We have taught computers to do some amazing and horrible things, as a species. But nothing summarizes both of these facets quite like a machine-learning-generated snippet of Kanye West rapping Eminem's "Lose Yourself" with what sounds like a mouthful of stockpiled quarantine Nutella.
This is just one example of the thousands of cursed yet compelling song snippets generated by Jukebox, machine learning software developed by independent research organization Open AI and released to the world on Thursday. The fine details (which you can read in an accompanying paper) are complicated but the general idea is the researchers trained machine learning models capable of parsing music on audio from more than 1 million songs pulled from the web. From this fuzzy internal picture of what constitutes listenable music, Jukebox generates new songs in various genres and in the style of specific artists. The final product includes AI-generated music and vocals.
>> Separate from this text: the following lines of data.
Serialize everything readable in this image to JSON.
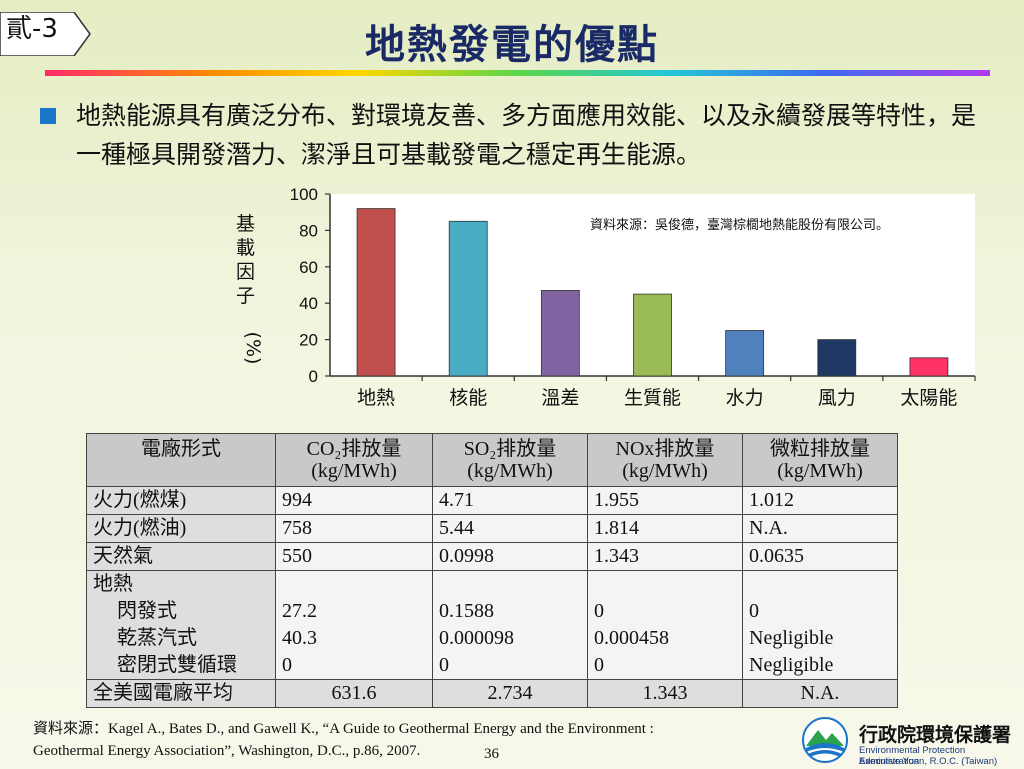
{
  "slide": {
    "tag": "貳-3",
    "title": "地熱發電的優點",
    "bullet": "地熱能源具有廣泛分布、對環境友善、多方面應用效能、以及永續發展等特性，是一種極具開發潛力、潔淨且可基載發電之穩定再生能源。",
    "page_number": "36"
  },
  "chart_data": {
    "type": "bar",
    "categories": [
      "地熱",
      "核能",
      "溫差",
      "生質能",
      "水力",
      "風力",
      "太陽能"
    ],
    "values": [
      92,
      85,
      47,
      45,
      25,
      20,
      10
    ],
    "colors": [
      "#c0504d",
      "#4bacc6",
      "#8064a2",
      "#9bbb59",
      "#4f81bd",
      "#1f3864",
      "#ff3366"
    ],
    "ylabel": "基載因子(%)",
    "ylabel_chars": [
      "基",
      "載",
      "因",
      "子"
    ],
    "ylabel_unit": "(%)",
    "yticks": [
      0,
      20,
      40,
      60,
      80,
      100
    ],
    "ylim": [
      0,
      100
    ],
    "source_note": "資料來源：吳俊德，臺灣棕櫚地熱能股份有限公司。"
  },
  "table": {
    "headers": [
      {
        "line1": "電廠形式",
        "line2": ""
      },
      {
        "line1": "CO₂排放量",
        "line2": "(kg/MWh)"
      },
      {
        "line1": "SO₂排放量",
        "line2": "(kg/MWh)"
      },
      {
        "line1": "NOx排放量",
        "line2": "(kg/MWh)"
      },
      {
        "line1": "微粒排放量",
        "line2": "(kg/MWh)"
      }
    ],
    "rows": [
      {
        "name": "火力(燃煤)",
        "co2": "994",
        "so2": "4.71",
        "nox": "1.955",
        "pm": "1.012"
      },
      {
        "name": "火力(燃油)",
        "co2": "758",
        "so2": "5.44",
        "nox": "1.814",
        "pm": "N.A."
      },
      {
        "name": "天然氣",
        "co2": "550",
        "so2": "0.0998",
        "nox": "1.343",
        "pm": "0.0635"
      }
    ],
    "geothermal": {
      "group": "地熱",
      "subrows": [
        {
          "name": "閃發式",
          "co2": "27.2",
          "so2": "0.1588",
          "nox": "0",
          "pm": "0"
        },
        {
          "name": "乾蒸汽式",
          "co2": "40.3",
          "so2": "0.000098",
          "nox": "0.000458",
          "pm": "Negligible"
        },
        {
          "name": "密閉式雙循環",
          "co2": "0",
          "so2": "0",
          "nox": "0",
          "pm": "Negligible"
        }
      ]
    },
    "average": {
      "name": "全美國電廠平均",
      "co2": "631.6",
      "so2": "2.734",
      "nox": "1.343",
      "pm": "N.A."
    }
  },
  "footer": {
    "source_line1": "資料來源：Kagel A., Bates D., and Gawell K., “A Guide to Geothermal Energy and the Environment :",
    "source_line2": "Geothermal Energy Association”, Washington, D.C., p.86, 2007."
  },
  "org": {
    "name_zh": "行政院環境保護署",
    "name_en1": "Environmental Protection Administration",
    "name_en2": "Executive Yuan, R.O.C. (Taiwan)",
    "logo_icon": "epa-logo-icon"
  }
}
Open AI highlighted a few of the best products in its blog announcing Jukebox, which include an Elvis Presley-esque song that sounds like a sleep paralysis aural hallucination and a country song in the style of Alan Jackson that is really not all that bad. While even the best examples sound like low-bitrate MP3 rips thrown in a blender with cough syrup, they do pretty much sound like music! It appears the lyrics in the highlighted examples may have had some help, though, since they are credited to both the machine learning program GPT-2 and researchers.
This isn't the first time that someone has tried generating music with AI using different approaches, or synthesizing celebrity soundalike voices. A YouTube channel called Vocal Synthesis recently ran into copyright trouble with Jay-Z for allegedly "impersonating" his voice with machine learning.
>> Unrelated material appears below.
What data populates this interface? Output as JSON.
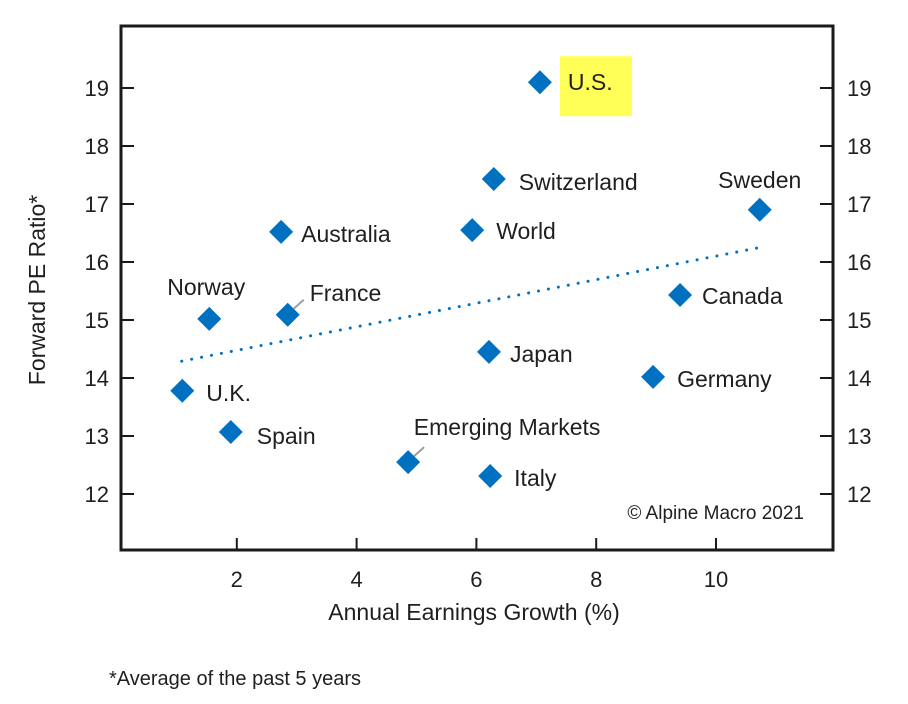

One of the cooler aspects of Jukebox is hearing what it picks up on in singer's voices without being too exact. None of the voices in the generated examples are perfect reproductions, but the program has clearly picked up on Celine Dion's characteristic vibrato, for example.
One highlighted song is listed as being "in the style of Rage" (presumably, against the machine), and the generated voice has somehow picked up some distinctive quirks from Metallica's James Hetfield.
Clearly, the whole enterprise of generating music with computers has a ways to go. For one thing, it takes nearly nine hours to generate one minute of audio. But if you don't listen too closely, you can almost hear the sounds of tomorrow's AI SoundCloud hits.
Correction: An earlier version of this article stated that Jukebox generates lyrics, when in fact the lyrics were generated by a separate Open AI model, GPT-2. Motherboard regrets the error.